How Authoritarians Use International Law
International Law
Two of the great trends of our time are legalization and autocratization. Both of these are now extending to the level of international governance. Gaining greater power on the international plane, the authoritarian regimes now turn to international law for shielding themselves against criticism, in order to foster their illiberal projects. Their strategies range from hijacking multilateral institutions and setting new norms to unilaterally claiming jurisdiction over perceived critics abroad. The authoritarian design for international law thus requires of democracies a more imaginative response than so far provided.

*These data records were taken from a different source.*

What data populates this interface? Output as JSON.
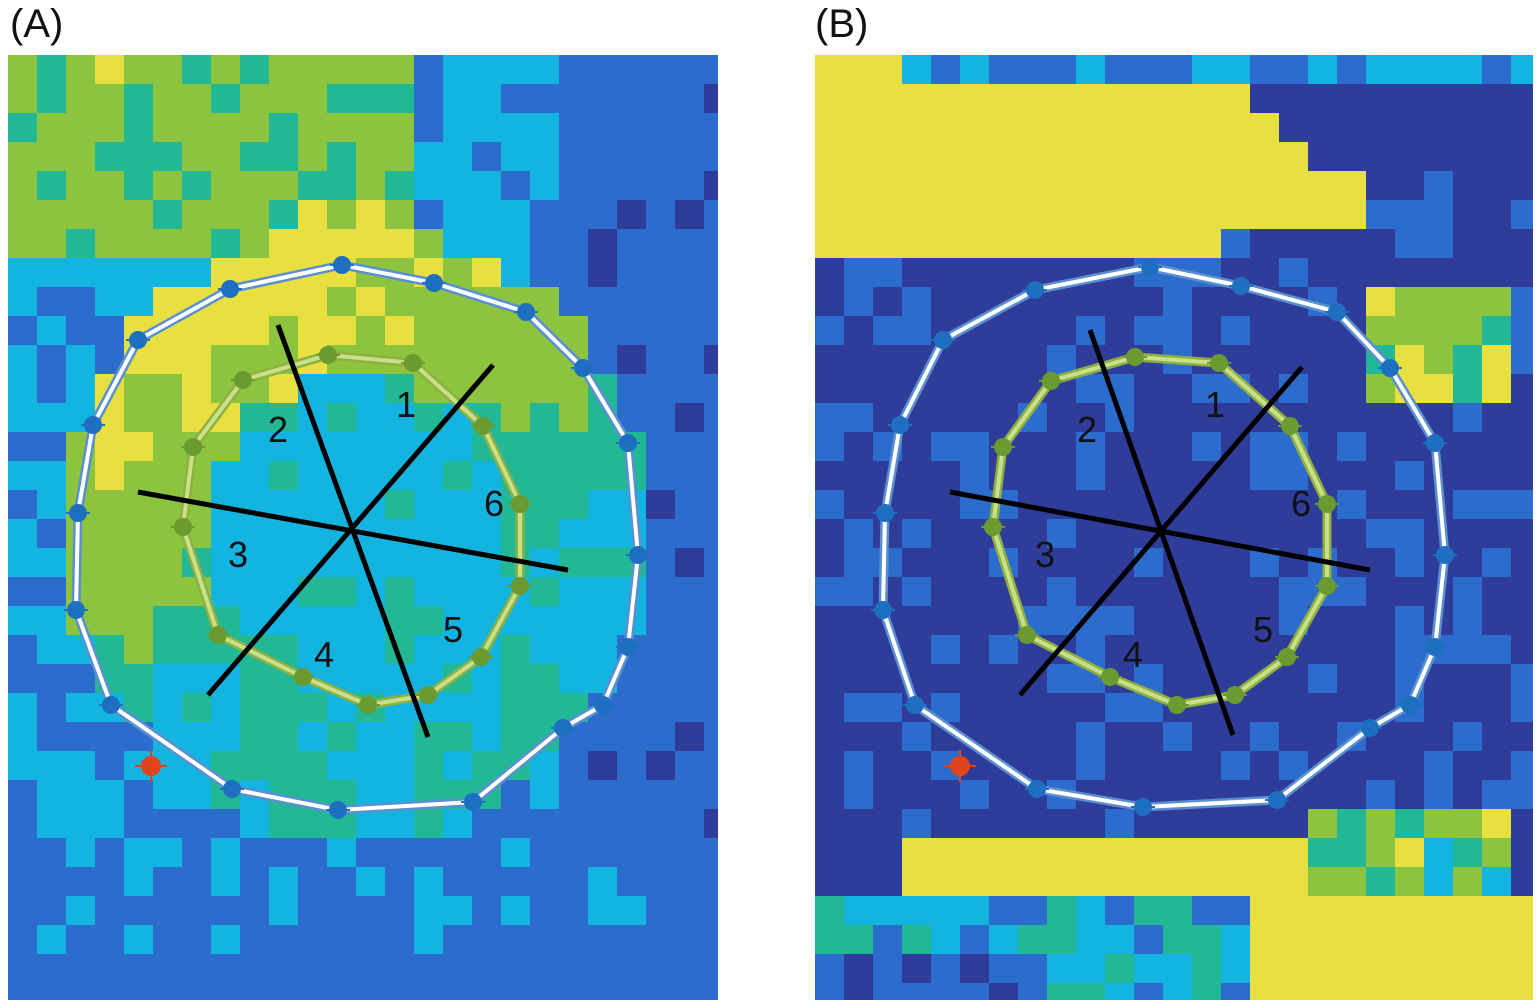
{
  "panels": [
    {
      "label": "(A)",
      "segments": [
        "1",
        "2",
        "3",
        "4",
        "5",
        "6"
      ],
      "background": "#3b55b0"
    },
    {
      "label": "(B)",
      "segments": [
        "1",
        "2",
        "3",
        "4",
        "5",
        "6"
      ],
      "background": "#2f3f9e"
    }
  ],
  "colors": {
    "epicardial_contour": "#ffffff",
    "epicardial_point": "#1f6fc0",
    "endocardial_contour": "#c8e08a",
    "endocardial_point": "#6a9a30",
    "reference_point": "#e0441c",
    "segment_lines": "#000000",
    "colormap": [
      "#2f3c9a",
      "#2b6ccc",
      "#14b4e0",
      "#22b896",
      "#8cc440",
      "#e8e040",
      "#f5b530"
    ]
  }
}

What would it get from international legal norms and standards for those kinds of governments that shun the rule of law? History demonstrates how autocratic regimes survive and thrive by reutilizing all forms of institutions, including those of international legal institutions.1 Today's authoritarians have employed their influence in various international forums not just to insulate their regimes from criticism but also to reshape actively international legal standards in ways favorable to their interests. No longer content to approach international law as the best defense, authoritarians understand international law as a means of developing their own illiberal projects. This extends new authoritarian legal norms that stand beside and compete with democratic principles.
The authoritarian turn to international law reflects the fact that international politics today has been more and more legalized. Trade and investment flows are indivisible from sophisticated legal regimes; efforts toward the objective of seeking global justice proceed on the path of legality. Accordingly, democrats and autocrats alike engage in international law to see these goals through. While the effectiveness of many such international legal regimes remains a matter of debate, that which is undeniable is the fact that what the authoritarians do invest therein suggests huge perceived benefits that come by way of winning the imprimatur of international law: greater legitimacy, greater cooperation with fellow-minded states, and greater ability for repression.
Westphalian Prehistory
Some history here will be useful to explain how we have arrived at this juncture. International law has conventionally been labeled "Westphalian": It treats all states as equally sovereign, and leaves each state to determine its own form of government. Doctrinally, this has meant that international law shows no particular bias toward democracy, no more than toward dictatorship. It is fair to say that the humanrights treaties safeguard speech and assembly, among other essential components of democracy. Article 25 of the International Covenant on Civil and Political Rights, for example, guarantees citizens the right to participate in public affairs, and to vote in genuine and periodic elections. But the authoritarian signatories to these treaties have been able to deflect attempts at enforcement, arguing that forms and modalities of public participation vary across systems. And despite some scholarly argument that international law contains a "right" to democratic government, this position has never won the day.2
Notwithstanding this formal neutrality of international law with regard to regime type, democracies have been the main driving force in the crafting of international legal norms since the Second World War. Democracies are famously unlikely to go to war with one another, but they also tend to be much better at cooperating on everything from trade and investment to environmental and criminal law. They sign more treaties, adjudicate disputes more frequently, and have produced the grandest legal achievements of the era, most notably European integration and the building of the global trade regime. The regional human-rights covenants existing in Latin America and Europe were designed explicitly to protect democracy, and significant bodies of case law reinforcing this bent have since accumulated. These institutions in turn have underpinned the global liberal order.
To be sure, during the Cold War, nondemocracies articulated their own preferences regarding the content of international law. Despite theoretical arguments that the international legal system had been formed largely to protect the interests of capital,3 the Soviets eventually participated in this system, sending judges to the International Court of Justice as well as representatives to the International Law Commission, International Law Association, and other organizations. The People's Republic [End Page 45] of China (PRC) followed suit after it joined the UN in 1971. And various other nondemocracies articulated forceful positions, especially on issues of expropriation of investments and control over natural resources.